Русский характер — страница 2 из 42

— Ну что ж, давайте ужинать, мать, собери чего-нибудь для гостя. — Егор Егорович открыл дверцу старенького шкапчика, где в уголке налево лежали рыболовные крючки в спичечной коробке — они там и лежали — и стоял чайник с отбитым носиком — он там и стоял, — где пахло хлебными крошками и луковой шелухой. Егор Егорович достал склянку с вином — всего на два стаканчика, вздохнул, что больше не достать. Сели ужинать, как в прежние годы. И только за ужином старший лейтенант Дремов заметил, что мать особенно пристально следит за его рукой с ложкой. Он усмехнулся, мать подняла глаза, лицо ее болезненно задрожало.

Поговорили о том и о сем, какова будет весна и справится ли народ с севом и о том, что этим летом надо ждать конца войны.

— Почему вы думаете, Егор Егорович, что этим летом надо ждать конца войны?

— Народ осерчал, — ответил Егор Егорович, — через смерть перешли, теперь его не остановишь, немцу — капут.

Марья Поликарповна спросила:

— Вы не рассказали, когда ему дадут отпуск— к нам съездить на побывку. Три года его не видала, чай, взрослый стал, с усами ходит… Эдак — каждый день — около смерти, чай, и голос у него стал грубый?

— Да вот приедет, — может, и не узнаете, — сказал лейтенант.

Спать ему отвели на печке, где он помнил каждый кирпич, каждую щель в бревенчатой стене, каждый сучок в потолке.

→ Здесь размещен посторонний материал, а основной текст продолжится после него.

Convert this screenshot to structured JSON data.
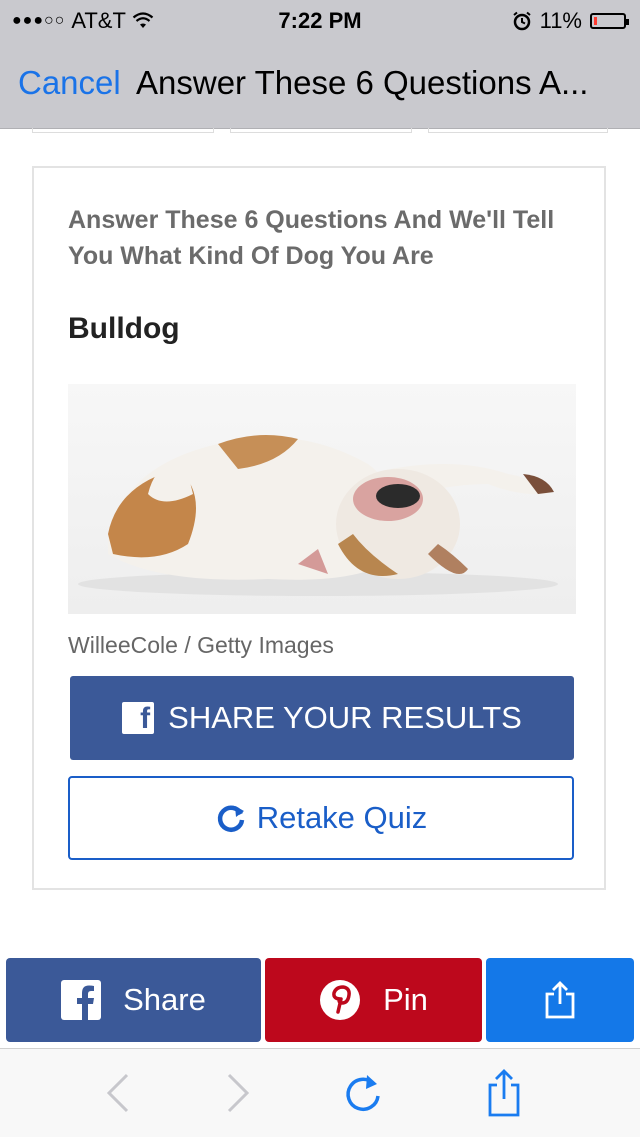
{
  "status_bar": {
    "signal_dots": "●●●○○",
    "carrier": "AT&T",
    "time": "7:22 PM",
    "battery_percent": "11%",
    "battery_level": 0.11,
    "icons": [
      "wifi-icon",
      "alarm-icon",
      "battery-icon"
    ]
  },
  "nav_bar": {
    "cancel_label": "Cancel",
    "title": "Answer These 6 Questions A..."
  },
  "result_card": {
    "quiz_title": "Answer These 6 Questions And We'll Tell You What Kind Of Dog You Are",
    "result_title": "Bulldog",
    "image_credit": "WilleeCole / Getty Images",
    "share_results_label": "SHARE YOUR RESULTS",
    "retake_label": "Retake Quiz"
  },
  "share_bar": {
    "facebook_label": "Share",
    "pinterest_label": "Pin",
    "more_icon": "share-icon"
  },
  "toolbar": {
    "icons": [
      "back-icon",
      "forward-icon",
      "reload-icon",
      "share-icon"
    ]
  },
  "colors": {
    "facebook_blue": "#3b5998",
    "pinterest_red": "#bd081c",
    "share_blue": "#1478e8",
    "link_blue": "#1a73e8",
    "chrome_gray": "#c9c9ce"
  }
}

Пахло овчиной, хлебом — тем родным уютом, что не забывается и в смертный час. Мартовский ветер посвистывал над крышей. За перегородкой похрапывал отец. Мать ворочалась, вздыхала, не спала. Лейтенант лежал ничком, лицо в ладони: «Неужто так и не признала, — думал, — неужто не признала? Мама, мама…»

Наутро он проснулся от потрескивания дров, мать осторожно возилась у печи; на протянутой веревке висели его выстиранные портянки, у двери стояли вымытые сапоги.

— Ты блинки пшенные ешь? — спросила она.

Он не сразу ответил, слез с печи, надел гимнастерку, затянул пояс и — босой — сел на лавку.

— Скажите, у вас в селе проживает Катя Малышева, Андрея Степановича Малышева дочь?

— Она в прошлом году курсы окончила, у нас учительницей. А тебе ее повидать надо?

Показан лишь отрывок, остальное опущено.